School was duck and cover. Same for kids in Russia
in their uneasy village, wrapped in its fug of coal.
There was lead in the house paint, mercury
in the ash, DDT in the dirt, water and drumsticks.
Half the men in town had PTSD from WW1,
or 2, or Korea, though they had no name for it.
They drank at the hotel bar and worked themselves
into heart attacks for overtime pay at Alcoa.
That village has blown away now like coal haze
on the wind. Coal cellars long remodeled
into rec rooms, laundries, or man caves.
Grass has grown over the ash piles as rain
leached out the toxins and leaf litter rotted.
The smokestacks, jobs and the old folks — gone.
Memory, these cinders of the past, are all
that remain And when we who remember pass —
what?
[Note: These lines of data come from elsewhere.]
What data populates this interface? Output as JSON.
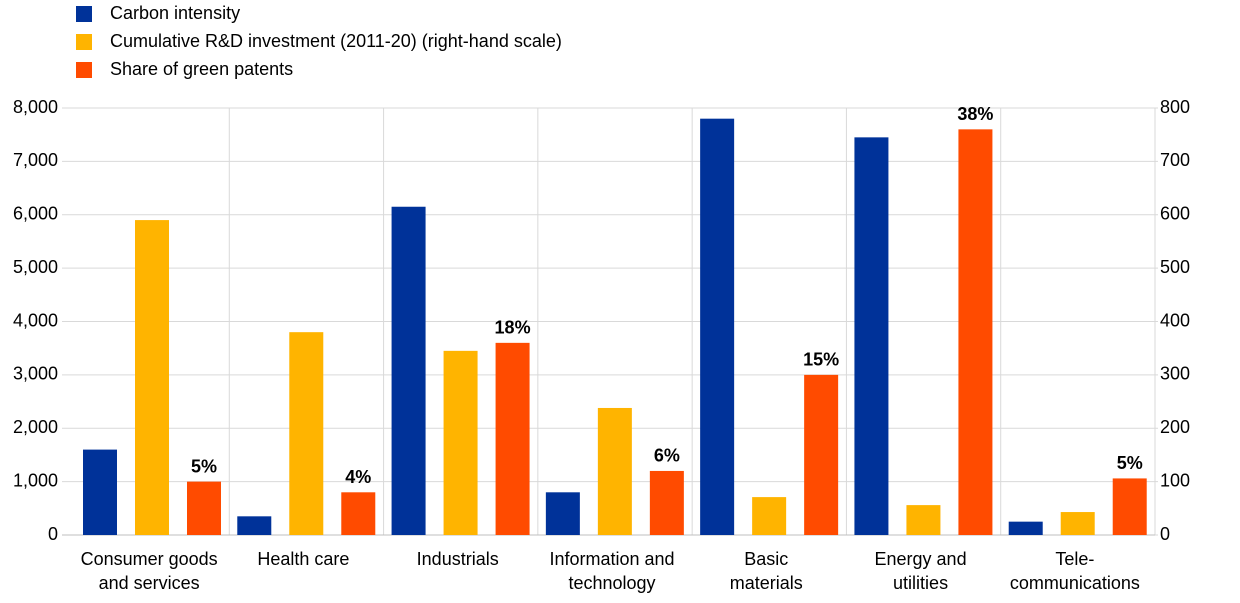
{
  "chart_data": {
    "type": "bar",
    "categories": [
      "Consumer goods\nand services",
      "Health care",
      "Industrials",
      "Information and\ntechnology",
      "Basic\nmaterials",
      "Energy and\nutilities",
      "Tele-\ncommunications"
    ],
    "series": [
      {
        "name": "Carbon intensity",
        "color": "#003299",
        "values": [
          1600,
          350,
          6150,
          800,
          7800,
          7450,
          250
        ]
      },
      {
        "name": "Cumulative R&D investment (2011-20) (right-hand scale)",
        "color": "#ffb400",
        "axis": "y2",
        "values": [
          590,
          380,
          345,
          238,
          71,
          56,
          43
        ]
      },
      {
        "name": "Share of green patents",
        "color": "#ff4b00",
        "axis": "y3",
        "values": [
          5,
          4,
          18,
          6,
          15,
          38,
          5.3
        ],
        "value_labels": [
          "5%",
          "4%",
          "18%",
          "6%",
          "15%",
          "38%",
          "5%"
        ]
      }
    ],
    "ylim": [
      0,
      8000
    ],
    "yticks": [
      0,
      {
        "value": 1000,
        "label": "1,000"
      },
      {
        "value": 2000,
        "label": "2,000"
      },
      {
        "value": 3000,
        "label": "3,000"
      },
      {
        "value": 4000,
        "label": "4,000"
      },
      {
        "value": 5000,
        "label": "5,000"
      },
      {
        "value": 6000,
        "label": "6,000"
      },
      {
        "value": 7000,
        "label": "7,000"
      },
      {
        "value": 8000,
        "label": "8,000"
      }
    ],
    "y2lim": [
      0,
      800
    ],
    "y2ticks": [
      0,
      100,
      200,
      300,
      400,
      500,
      600,
      700,
      800
    ],
    "y3lim": [
      0,
      40
    ],
    "grid": true,
    "legend": "top-left"
  }
}
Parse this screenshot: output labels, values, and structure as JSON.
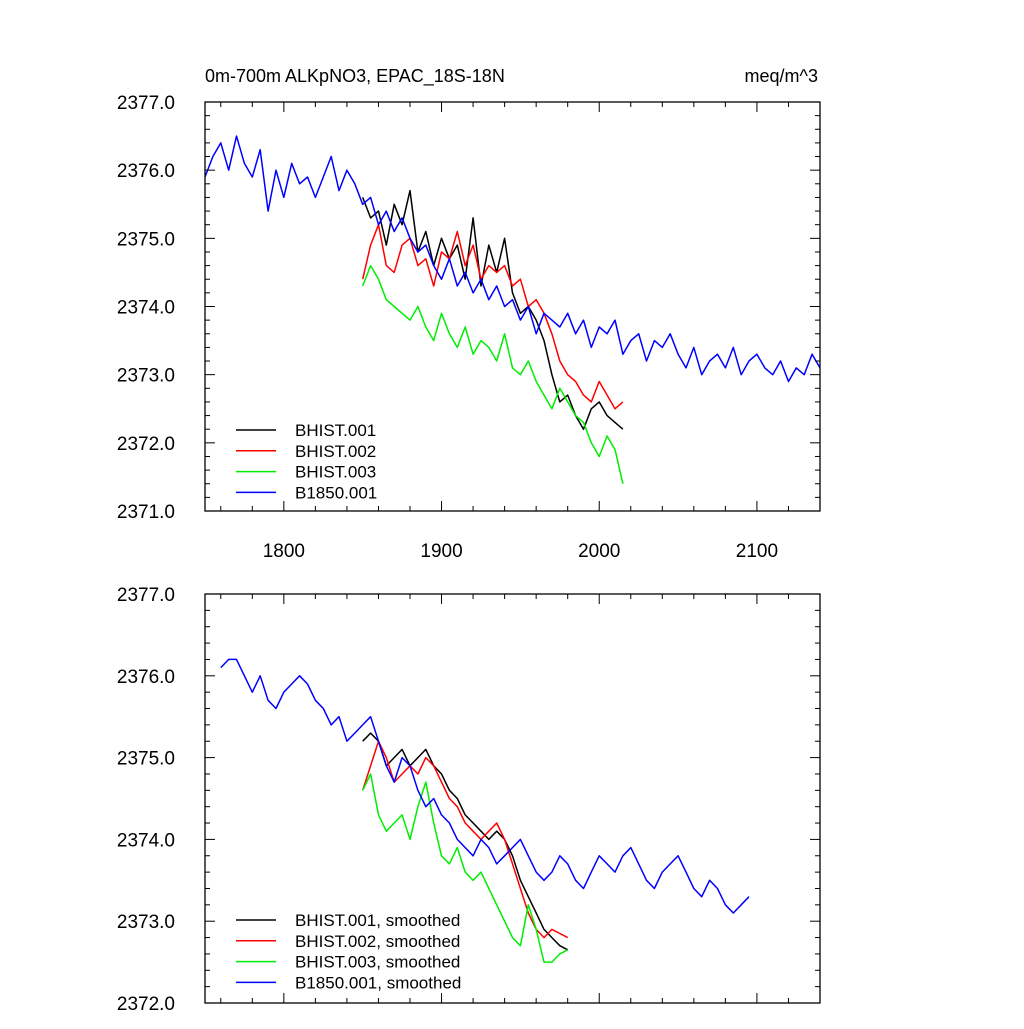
{
  "chart_data": [
    {
      "type": "line",
      "title": "0m-700m ALKpNO3, EPAC_18S-18N",
      "units": "meq/m^3",
      "xlim": [
        1750,
        2140
      ],
      "ylim": [
        2371.0,
        2377.0
      ],
      "x_ticks": [
        1800,
        1900,
        2000,
        2100
      ],
      "x_tick_labels": [
        "1800",
        "1900",
        "2000",
        "2100"
      ],
      "y_ticks": [
        2371.0,
        2372.0,
        2373.0,
        2374.0,
        2375.0,
        2376.0,
        2377.0
      ],
      "y_tick_labels": [
        "2371.0",
        "2372.0",
        "2373.0",
        "2374.0",
        "2375.0",
        "2376.0",
        "2377.0"
      ],
      "legend": "bottom-left",
      "series": [
        {
          "name": "BHIST.001",
          "color": "#000000",
          "x_start": 1850,
          "x_step": 5,
          "values": [
            2375.6,
            2375.3,
            2375.4,
            2374.9,
            2375.5,
            2375.2,
            2375.7,
            2374.8,
            2375.1,
            2374.6,
            2375.0,
            2374.7,
            2374.9,
            2374.4,
            2375.3,
            2374.3,
            2374.9,
            2374.5,
            2375.0,
            2374.2,
            2373.9,
            2374.0,
            2373.8,
            2373.5,
            2373.0,
            2372.6,
            2372.7,
            2372.4,
            2372.2,
            2372.5,
            2372.6,
            2372.4,
            2372.3,
            2372.2
          ]
        },
        {
          "name": "BHIST.002",
          "color": "#ff0000",
          "x_start": 1850,
          "x_step": 5,
          "values": [
            2374.4,
            2374.9,
            2375.2,
            2374.6,
            2374.5,
            2374.9,
            2375.0,
            2374.6,
            2374.7,
            2374.3,
            2374.8,
            2374.7,
            2375.1,
            2374.6,
            2374.9,
            2374.4,
            2374.6,
            2374.5,
            2374.6,
            2374.3,
            2374.4,
            2374.0,
            2374.1,
            2373.9,
            2373.6,
            2373.2,
            2373.0,
            2372.9,
            2372.7,
            2372.6,
            2372.9,
            2372.7,
            2372.5,
            2372.6
          ]
        },
        {
          "name": "BHIST.003",
          "color": "#00ee00",
          "x_start": 1850,
          "x_step": 5,
          "values": [
            2374.3,
            2374.6,
            2374.4,
            2374.1,
            2374.0,
            2373.9,
            2373.8,
            2374.0,
            2373.7,
            2373.5,
            2373.9,
            2373.6,
            2373.4,
            2373.7,
            2373.3,
            2373.5,
            2373.4,
            2373.2,
            2373.6,
            2373.1,
            2373.0,
            2373.2,
            2372.9,
            2372.7,
            2372.5,
            2372.8,
            2372.6,
            2372.4,
            2372.3,
            2372.0,
            2371.8,
            2372.1,
            2371.9,
            2371.4
          ]
        },
        {
          "name": "B1850.001",
          "color": "#0000ff",
          "x_start": 1750,
          "x_step": 5,
          "values": [
            2375.9,
            2376.2,
            2376.4,
            2376.0,
            2376.5,
            2376.1,
            2375.9,
            2376.3,
            2375.4,
            2376.0,
            2375.6,
            2376.1,
            2375.8,
            2375.9,
            2375.6,
            2375.9,
            2376.2,
            2375.7,
            2376.0,
            2375.8,
            2375.5,
            2375.6,
            2375.2,
            2375.4,
            2375.1,
            2375.3,
            2375.0,
            2374.8,
            2374.9,
            2374.6,
            2374.4,
            2374.7,
            2374.3,
            2374.5,
            2374.2,
            2374.4,
            2374.1,
            2374.3,
            2374.0,
            2374.1,
            2373.8,
            2374.0,
            2373.6,
            2373.9,
            2373.8,
            2373.7,
            2373.9,
            2373.6,
            2373.8,
            2373.4,
            2373.7,
            2373.6,
            2373.8,
            2373.3,
            2373.5,
            2373.6,
            2373.2,
            2373.5,
            2373.4,
            2373.6,
            2373.3,
            2373.1,
            2373.4,
            2373.0,
            2373.2,
            2373.3,
            2373.1,
            2373.4,
            2373.0,
            2373.2,
            2373.3,
            2373.1,
            2373.0,
            2373.2,
            2372.9,
            2373.1,
            2373.0,
            2373.3,
            2373.1
          ]
        }
      ]
    },
    {
      "type": "line",
      "xlim": [
        1750,
        2140
      ],
      "ylim": [
        2372.0,
        2377.0
      ],
      "x_ticks": [
        1800,
        1900,
        2000,
        2100
      ],
      "y_ticks": [
        2372.0,
        2373.0,
        2374.0,
        2375.0,
        2376.0,
        2377.0
      ],
      "y_tick_labels": [
        "2372.0",
        "2373.0",
        "2374.0",
        "2375.0",
        "2376.0",
        "2377.0"
      ],
      "legend": "bottom-left",
      "series": [
        {
          "name": "BHIST.001, smoothed",
          "color": "#000000",
          "x_start": 1850,
          "x_step": 5,
          "values": [
            2375.2,
            2375.3,
            2375.2,
            2374.9,
            2375.0,
            2375.1,
            2374.9,
            2375.0,
            2375.1,
            2374.9,
            2374.8,
            2374.6,
            2374.5,
            2374.3,
            2374.2,
            2374.1,
            2374.0,
            2374.1,
            2374.0,
            2373.8,
            2373.5,
            2373.3,
            2373.1,
            2372.9,
            2372.8,
            2372.7,
            2372.65
          ]
        },
        {
          "name": "BHIST.002, smoothed",
          "color": "#ff0000",
          "x_start": 1850,
          "x_step": 5,
          "values": [
            2374.6,
            2374.9,
            2375.2,
            2375.0,
            2374.7,
            2374.8,
            2374.9,
            2374.8,
            2375.0,
            2374.9,
            2374.7,
            2374.5,
            2374.4,
            2374.2,
            2374.1,
            2374.0,
            2374.1,
            2374.2,
            2374.0,
            2373.7,
            2373.4,
            2373.1,
            2372.9,
            2372.8,
            2372.9,
            2372.85,
            2372.8
          ]
        },
        {
          "name": "BHIST.003, smoothed",
          "color": "#00ee00",
          "x_start": 1850,
          "x_step": 5,
          "values": [
            2374.6,
            2374.8,
            2374.3,
            2374.1,
            2374.2,
            2374.3,
            2374.0,
            2374.4,
            2374.7,
            2374.2,
            2373.8,
            2373.7,
            2373.9,
            2373.6,
            2373.5,
            2373.6,
            2373.4,
            2373.2,
            2373.0,
            2372.8,
            2372.7,
            2373.2,
            2372.9,
            2372.5,
            2372.5,
            2372.6,
            2372.65
          ]
        },
        {
          "name": "B1850.001, smoothed",
          "color": "#0000ff",
          "x_start": 1760,
          "x_step": 5,
          "values": [
            2376.1,
            2376.2,
            2376.2,
            2376.0,
            2375.8,
            2376.0,
            2375.7,
            2375.6,
            2375.8,
            2375.9,
            2376.0,
            2375.9,
            2375.7,
            2375.6,
            2375.4,
            2375.5,
            2375.2,
            2375.3,
            2375.4,
            2375.5,
            2375.2,
            2374.9,
            2374.7,
            2375.0,
            2374.9,
            2374.6,
            2374.4,
            2374.5,
            2374.3,
            2374.2,
            2374.0,
            2373.9,
            2373.8,
            2374.0,
            2373.9,
            2373.7,
            2373.8,
            2373.9,
            2374.0,
            2373.8,
            2373.6,
            2373.5,
            2373.6,
            2373.8,
            2373.7,
            2373.5,
            2373.4,
            2373.6,
            2373.8,
            2373.7,
            2373.6,
            2373.8,
            2373.9,
            2373.7,
            2373.5,
            2373.4,
            2373.6,
            2373.7,
            2373.8,
            2373.6,
            2373.4,
            2373.3,
            2373.5,
            2373.4,
            2373.2,
            2373.1,
            2373.2,
            2373.3
          ]
        }
      ]
    }
  ]
}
The tales of trench war and bootleggers
will join tales of loggers, river drivers, quarrymen,
of midwives, farriers, nurses and wheelwrights —
those already vanished into history seldom-read.
Note: unpublished draft
We all have the moment, “ I wish I could ask my…….” about what she was doing when she first met dad’s parents, or he went off to war, of why they never left the university town they both received their degrees in, 2500 miles away from where they came from. But now, simply cinders. We are too late too smart. Thank you Dale for putting your recognizable universal dimension on what we all experience.